Аржанов с трудом узнал этот голос. Он слышал его прежде – другим: трезвым, спокойным, насмешливым. Это был голос того, былого Аржанова, каким он был какой-нибудь час, полчаса, несколько мгновений назад. Словно бы некая неведомая сила преобразила, переродила его. У него маковой росины во рту за это время не было, но все же некий яд попал в его кровь и растекся по ней, проник в сердце, заставляя его то разрываться от пьянящего желания, то сжиматься от страха: а что, если он будет отвергнут?
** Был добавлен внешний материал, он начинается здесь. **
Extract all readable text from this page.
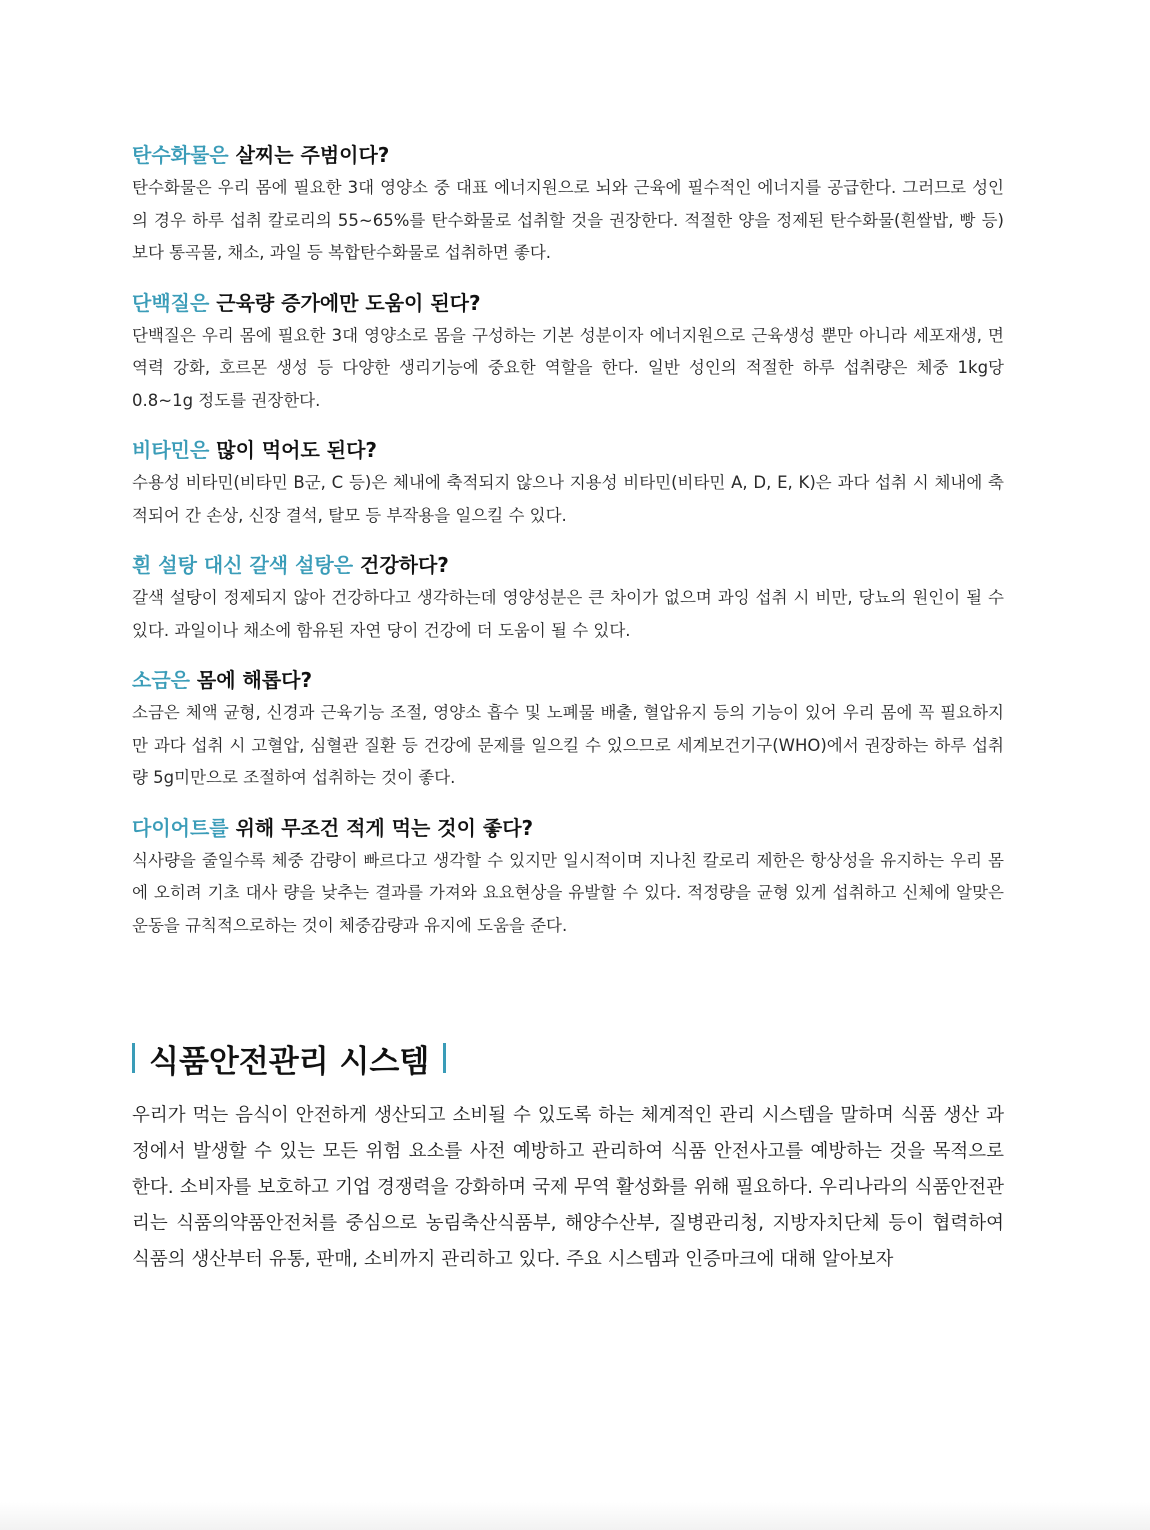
탄수화물은 살찌는 주범이다?

탄수화물은 우리 몸에 필요한 3대 영양소 중 대표 에너지원으로 뇌와 근육에 필수적인 에너지를 공급한다. 그러므로 성인의 경우 하루 섭취 칼로리의 55~65%를 탄수화물로 섭취할 것을 권장한다. 적절한 양을 정제된 탄수화물(흰쌀밥, 빵 등)보다 통곡물, 채소, 과일 등 복합탄수화물로 섭취하면 좋다.

단백질은 근육량 증가에만 도움이 된다?

단백질은 우리 몸에 필요한 3대 영양소로 몸을 구성하는 기본 성분이자 에너지원으로 근육생성 뿐만 아니라 세포재생, 면역력 강화, 호르몬 생성 등 다양한 생리기능에 중요한 역할을 한다. 일반 성인의 적절한 하루 섭취량은 체중 1kg당 0.8~1g 정도를 권장한다.

비타민은 많이 먹어도 된다?

수용성 비타민(비타민 B군, C 등)은 체내에 축적되지 않으나 지용성 비타민(비타민 A, D, E, K)은 과다 섭취 시 체내에 축적되어 간 손상, 신장 결석, 탈모 등 부작용을 일으킬 수 있다.

흰 설탕 대신 갈색 설탕은 건강하다?

갈색 설탕이 정제되지 않아 건강하다고 생각하는데 영양성분은 큰 차이가 없으며 과잉 섭취 시 비만, 당뇨의 원인이 될 수 있다. 과일이나 채소에 함유된 자연 당이 건강에 더 도움이 될 수 있다.

소금은 몸에 해롭다?

소금은 체액 균형, 신경과 근육기능 조절, 영양소 흡수 및 노폐물 배출, 혈압유지 등의 기능이 있어 우리 몸에 꼭 필요하지만 과다 섭취 시 고혈압, 심혈관 질환 등 건강에 문제를 일으킬 수 있으므로 세계보건기구(WHO)에서 권장하는 하루 섭취량 5g미만으로 조절하여 섭취하는 것이 좋다.

다이어트를 위해 무조건 적게 먹는 것이 좋다?

식사량을 줄일수록 체중 감량이 빠르다고 생각할 수 있지만 일시적이며 지나친 칼로리 제한은 항상성을 유지하는 우리 몸에 오히려 기초 대사 량을 낮추는 결과를 가져와 요요현상을 유발할 수 있다. 적정량을 균형 있게 섭취하고 신체에 알맞은 운동을 규칙적으로하는 것이 체중감량과 유지에 도움을 준다.

식품안전관리 시스템

우리가 먹는 음식이 안전하게 생산되고 소비될 수 있도록 하는 체계적인 관리 시스템을 말하며 식품 생산 과정에서 발생할 수 있는 모든 위험 요소를 사전 예방하고 관리하여 식품 안전사고를 예방하는 것을 목적으로 한다. 소비자를 보호하고 기업 경쟁력을 강화하며 국제 무역 활성화를 위해 필요하다. 우리나라의 식품안전관리는 식품의약품안전처를 중심으로 농림축산식품부, 해양수산부, 질병관리청, 지방자치단체 등이 협력하여 식품의 생산부터 유통, 판매, 소비까지 관리하고 있다. 주요 시스템과 인증마크에 대해 알아보자
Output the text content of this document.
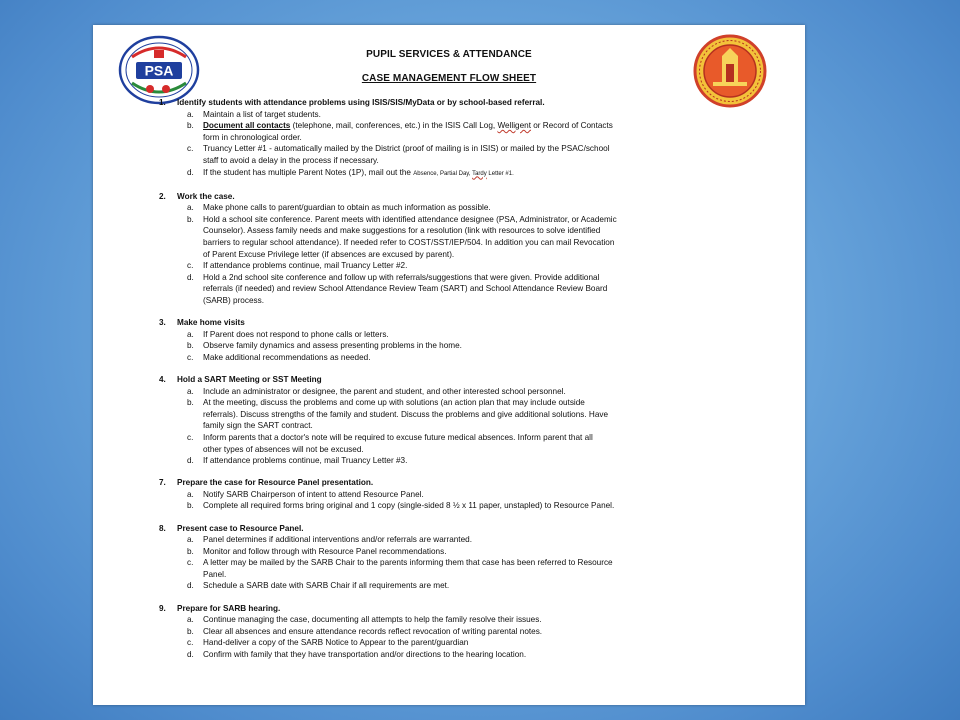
PSA
PUPIL SERVICES & ATTENDANCE
CASE MANAGEMENT FLOW SHEET
1. Identify students with attendance problems using ISIS/SIS/MyData or by school-based referral.
a. Maintain a list of target students.
b. Document all contacts (telephone, mail, conferences, etc.) in the ISIS Call Log, Welligent or Record of Contacts
form in chronological order.
c. Truancy Letter #1 - automatically mailed by the District (proof of mailing is in ISIS) or mailed by the PSAC/school
staff to avoid a delay in the process if necessary.
d. If the student has multiple Parent Notes (1P), mail out the Absence, Partial Day, Tardy Letter #1.
2. Work the case.
a. Make phone calls to parent/guardian to obtain as much information as possible.
b. Hold a school site conference. Parent meets with identified attendance designee (PSA, Administrator, or Academic
Counselor). Assess family needs and make suggestions for a resolution (link with resources to solve identified
barriers to regular school attendance). If needed refer to COST/SST/IEP/504. In addition you can mail Revocation
of Parent Excuse Privilege letter (if absences are excused by parent).
c. If attendance problems continue, mail Truancy Letter #2.
d. Hold a 2nd school site conference and follow up with referrals/suggestions that were given. Provide additional
referrals (if needed) and review School Attendance Review Team (SART) and School Attendance Review Board
(SARB) process.
3. Make home visits
a. If Parent does not respond to phone calls or letters.
b. Observe family dynamics and assess presenting problems in the home.
c. Make additional recommendations as needed.
4. Hold a SART Meeting or SST Meeting
a. Include an administrator or designee, the parent and student, and other interested school personnel.
b. At the meeting, discuss the problems and come up with solutions (an action plan that may include outside
referrals). Discuss strengths of the family and student. Discuss the problems and give additional solutions. Have
family sign the SART contract.
c. Inform parents that a doctor's note will be required to excuse future medical absences. Inform parent that all
other types of absences will not be excused.
d. If attendance problems continue, mail Truancy Letter #3.
7. Prepare the case for Resource Panel presentation.
a. Notify SARB Chairperson of intent to attend Resource Panel.
b. Complete all required forms bring original and 1 copy (single-sided 8 ½ x 11 paper, unstapled) to Resource Panel.
8. Present case to Resource Panel.
a. Panel determines if additional interventions and/or referrals are warranted.
b. Monitor and follow through with Resource Panel recommendations.
c. A letter may be mailed by the SARB Chair to the parents informing them that case has been referred to Resource
Panel.
d. Schedule a SARB date with SARB Chair if all requirements are met.
9. Prepare for SARB hearing.
a. Continue managing the case, documenting all attempts to help the family resolve their issues.
b. Clear all absences and ensure attendance records reflect revocation of writing parental notes.
c. Hand-deliver a copy of the SARB Notice to Appear to the parent/guardian
d. Confirm with family that they have transportation and/or directions to the hearing location.
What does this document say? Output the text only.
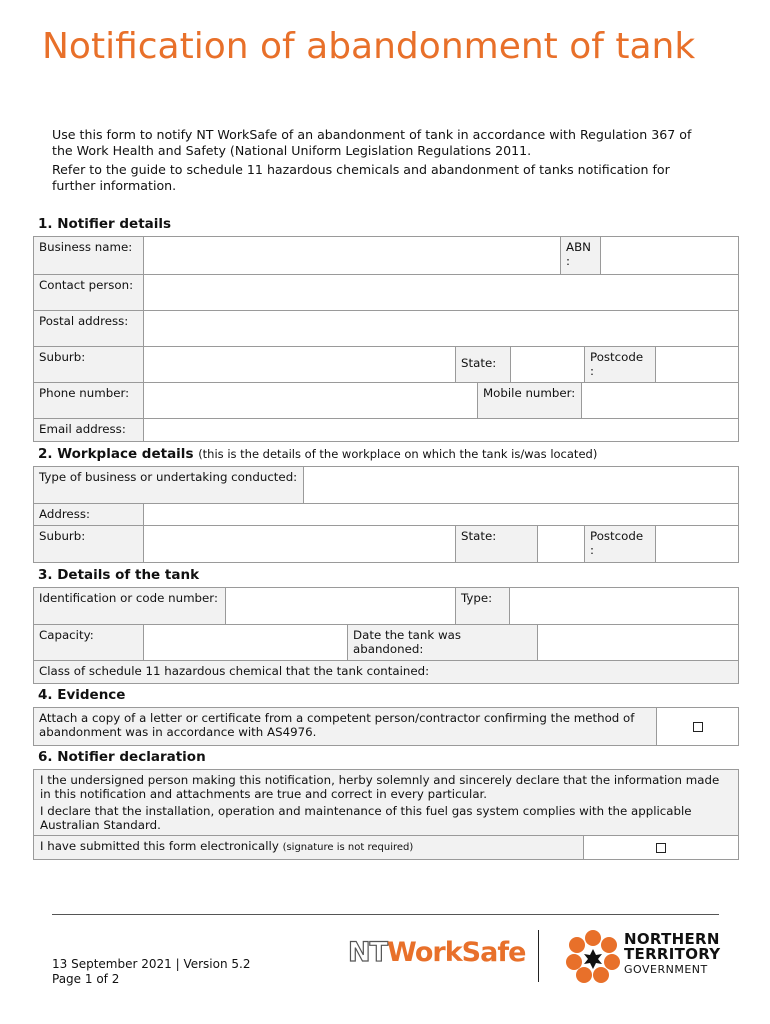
Notification of abandonment of tank

Use this form to notify NT WorkSafe of an abandonment of tank in accordance with Regulation 367 of the Work Health and Safety (National Uniform Legislation Regulations 2011.

Refer to the guide to schedule 11 hazardous chemicals and abandonment of tanks notification for further information.

1. Notifier details
Business name:	ABN :
Contact person:
Postal address:
Suburb:	State:	Postcode :
Phone number:	Mobile number:
Email address:
2. Workplace details (this is the details of the workplace on which the tank is/was located)
Type of business or undertaking conducted:
Address:
Suburb:	State:	Postcode :
3. Details of the tank
Identification or code number:	Type:
Capacity:	Date the tank was abandoned:
Class of schedule 11 hazardous chemical that the tank contained:
4. Evidence
Attach a copy of a letter or certificate from a competent person/contractor confirming the method of abandonment was in accordance with AS4976.
6. Notifier declaration
I the undersigned person making this notification, herby solemnly and sincerely declare that the information made in this notification and attachments are true and correct in every particular.
I declare that the installation, operation and maintenance of this fuel gas system complies with the applicable Australian Standard.
I have submitted this form electronically (signature is not required)

13 September 2021 | Version 5.2

Page 1 of 2

NTWorkSafe	NORTHERN
TERRITORY
GOVERNMENT
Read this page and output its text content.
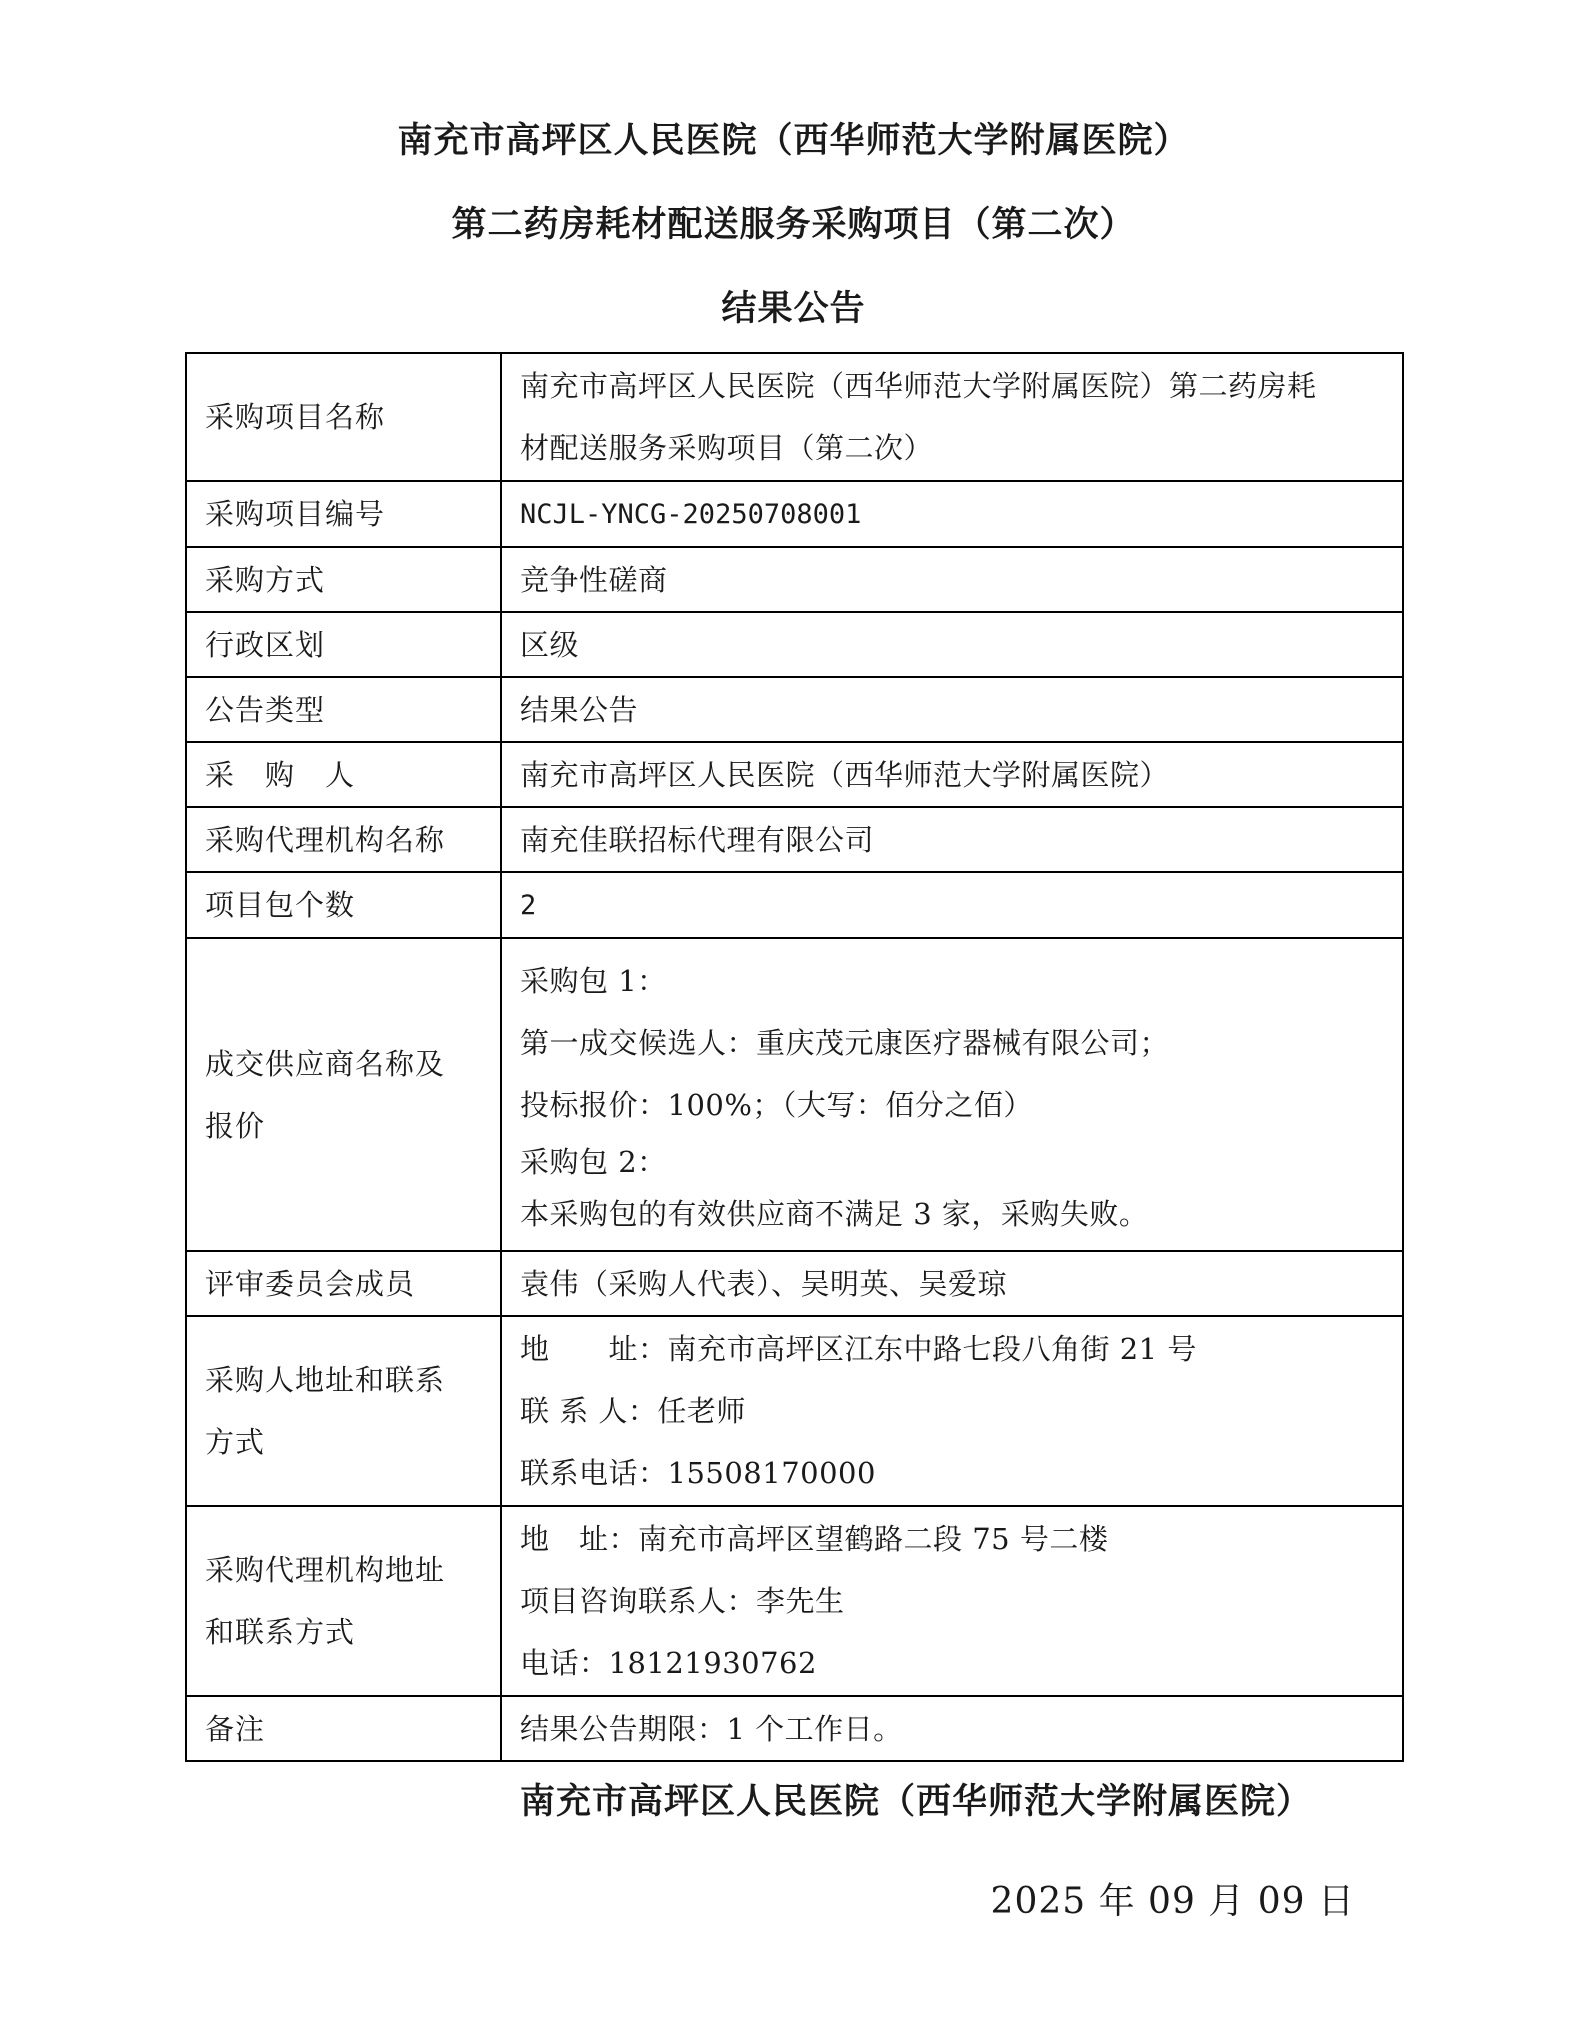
南充市高坪区人民医院（西华师范大学附属医院）
第二药房耗材配送服务采购项目（第二次）
结果公告
采购项目名称	南充市高坪区人民医院（西华师范大学附属医院）第二药房耗
材配送服务采购项目（第二次）

采购项目编号	NCJL-YNCG-20250708001
采购方式	竞争性磋商
行政区划	区级
公告类型	结果公告
采　购　人	南充市高坪区人民医院（西华师范大学附属医院）
采购代理机构名称	南充佳联招标代理有限公司
项目包个数	2

成交供应商名称及
报价	采购包 1：
第一成交候选人：重庆茂元康医疗器械有限公司；
投标报价：100%；（大写：佰分之佰）
采购包 2：
本采购包的有效供应商不满足 3 家，采购失败。

评审委员会成员	袁伟（采购人代表）、吴明英、吴爱琼

采购人地址和联系
方式	地　　址：南充市高坪区江东中路七段八角街 21 号
联 系 人：任老师
联系电话：15508170000

采购代理机构地址
和联系方式	地　址：南充市高坪区望鹤路二段 75 号二楼
项目咨询联系人：李先生
电话：18121930762

备注	结果公告期限：1 个工作日。
南充市高坪区人民医院（西华师范大学附属医院）
2025 年 09 月 09 日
И не меньшим ужасом наполняла его мысль: а вдруг она сейчас привычно бухнется на спину, разведет ноги и скажет лениво: «Ну, давай, соколик, бери, чего хошь, да только знай: я плату вперед прошу!»

Ему хотелось одновременно и оттолкнуть ее – и слиться с нею. Умереть – и жить. Да что же, что же это? Как пережить эту пытку, как выстоять пред ураганом чувств?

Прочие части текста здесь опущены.